By Mike Jiggens
By Kelly Daynard for AgInnovation Ontario.
The differences between two young oak trees in a greenhouse at the Vineland Research and Innovation Centre (Vineland) are immediately noticeable. Not only is one twice the size of the other, but its root base is much thicker.
Both trees were planted into the same growing medium on the same day last April. The difference is that the smaller one was grown in a traditional black plastic plug tray, common in the nursery industry, while the larger one was grown in a revolutionary new propagation tray designed by Vineland.
Dr. Darby McGrath is a nursery and landscape research scientist who has been at Vineland since 2013. A lot of her work in the past has focused on urban tree projects—with a special interest in growing trees that will survive and thrive along Canadian highways or urban boulevards.
“Those are challenging plantings,” McGrath explained. “It’s the opposite of what a tree would want.”
She said that the soil is often compacted, there can be little water, and the trees face added stresses from pollution and road salt.
To improve trees’ survival in a setting like this, it is important that planted seedlings are as healthy as possible with strong root architecture.
“Once you have the ideal root structure, the seedlings will do better,” McGrath said.
Unfortunately, the shape and structure of traditional plug trays—even those marketed as being “ideal” for seedlings—can lead to root malformations and defects. As the roots grow and descend into the plastic cells, they circle inside the plastic walls or are driven down instead of growing radially out.
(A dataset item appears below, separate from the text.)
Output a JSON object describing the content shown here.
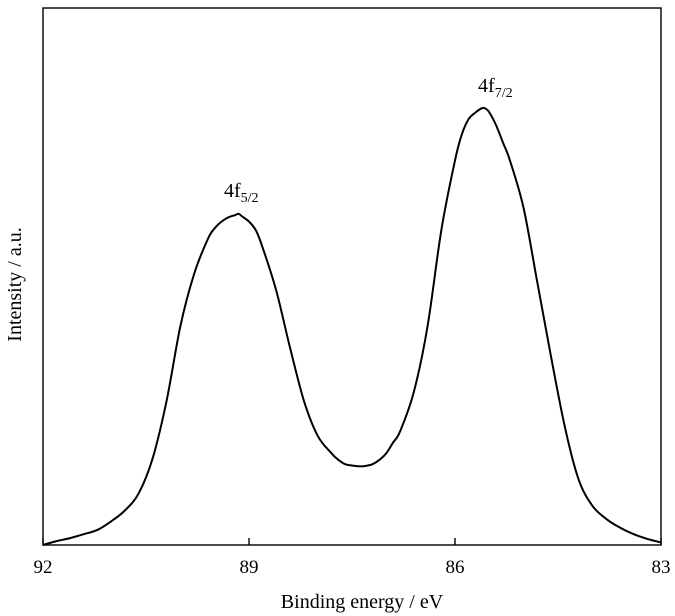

The hypothesis is that containers that offer greater soil volume, better air flow and minimal contact with plastic sides produce better seedlings, and the size differences between the two oaks planted this spring are testament to the fact that McGrath and her team are onto something.
“It’s really cool to see these results,” McGrath said. “In theory, it all made sense but when you see it performing the way it is performing, that is really gratifying.”
The prototype trays were designed in partnership with A.M.A. Plastics Limited, a family-owned business out of Kingsville, Ont., well known in the horticulture and nursery industries.
“They’ve been a wonderful partner,” said McGrath. “They genuinely want people to grow good trees.”
McGrath has presented her results to attendees at a local meeting of the International Plant Propagators’ Society and is looking forward to testing her findings on fruit tree seedlings as well.
Her team is also looking for a manufacturer for the trays and hopes to release them commercially in Canada and the United States in 2017.
Vineland Research and Innovation Centre is supported by Growing Forward 2, a federal-provincial-territorial initiative.